Em 2022, Ciro chega com um apoio em seis dessas capitais, com prefeito ou vice de sua coligação. Haddad ou quem quer que seja o candidato petista chegará com zero. Não é pouca coisa.
O primeiro turno de 2018 mostrou Ciro forte em algumas capitais e em algumas cidades médias, mas com pouca representatividade nos pequenos municípios. Pensando em tendências eleitorais, natural conquistar eleitorado primeiro nos locais de formação de opinião para depois atingir capilaridade.
Não, a sua bolha da rede social não estava tão errada em 2018, em certos cortes demográficos e regionais, realmente Ciro teve boa votação. As alianças bem-sucedidas são o primeiro passo no processo de sua candidatura ganhar corpo. Ao que tudo indica, ele chega em 2022 em um cenário muito mais positivo do que 2018. Ter feito 12% em uma eleição polarizada como a de 2018 não foi pouca coisa. Os profissionais da política sabem disso.
2 – O eleitorado parece, pelo menos, mais resistente ao novo e ao não político. Se o pêndulo continuar a voltar ao normal, ótima notícia para Ciro e seus aliados. O grosso da competição que se anuncia para 2022 é composto de novidades exóticas, como Huck e Moro.
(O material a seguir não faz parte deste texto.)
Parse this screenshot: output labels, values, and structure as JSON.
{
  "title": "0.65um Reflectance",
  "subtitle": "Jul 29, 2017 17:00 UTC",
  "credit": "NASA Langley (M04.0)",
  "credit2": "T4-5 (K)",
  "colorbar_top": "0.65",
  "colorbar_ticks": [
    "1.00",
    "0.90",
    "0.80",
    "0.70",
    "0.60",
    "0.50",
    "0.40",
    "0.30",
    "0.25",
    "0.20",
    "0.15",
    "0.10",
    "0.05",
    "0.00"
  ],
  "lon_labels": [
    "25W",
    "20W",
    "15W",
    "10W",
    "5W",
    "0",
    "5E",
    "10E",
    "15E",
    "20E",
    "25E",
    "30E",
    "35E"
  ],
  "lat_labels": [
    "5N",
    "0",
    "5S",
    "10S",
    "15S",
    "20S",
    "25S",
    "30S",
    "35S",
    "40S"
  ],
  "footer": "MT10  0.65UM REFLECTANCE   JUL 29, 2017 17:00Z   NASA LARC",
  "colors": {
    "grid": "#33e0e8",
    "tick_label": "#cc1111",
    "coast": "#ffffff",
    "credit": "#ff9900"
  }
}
Políticos tradicionais já perceberam isso e sabem que se há um candidato que se vende como político profissional e experiente, esse cara é o Ciro. A disposição em buscar alianças com segmentos tradicionais da política ajuda muito, e isso leva ao terceiro ponto:
3 – O caminho para a centro esquerda passa pelo PT, mas não com o apoio deste. Ouvi de um dirigente petista no pós 2018 uma frase dura, mas verdadeira: “se o Ciro quer chegar ao segundo turno ele precisa ter mais votos que o PT, ninguém vai abrir o caminho para ele”.
Isso é verdade, e a mudança da relação de forças parece mais rápida que o antecipado. Do 29% x 12% que foi o resultado em 2018, a disputa parece bem mais equilibrada no cenário atual. Pesquisa recente mostrou Ciro com 10%, Haddad com 8% e Boulos com 5%.
É uma alteração significativa se compararmos com o final de 2016, período em que Lula ainda era mito, ainda tinha 40% e era favorito para a eleição caso pudesse concorrer.
Agora, o PT perde votos em ambos os lados. Ainda é muito forte e certamente terá uma boa votação em 2022, mas já não parece tão impossível imaginar que um candidato de centro esquerda possa fazer 15 ou 17% e ficar na frente do PT no primeiro turno. Esse é o jogo do Ciro quando ele fala em atravessar o rubicão para entrar na disputa de rejeição que é o segundo turno.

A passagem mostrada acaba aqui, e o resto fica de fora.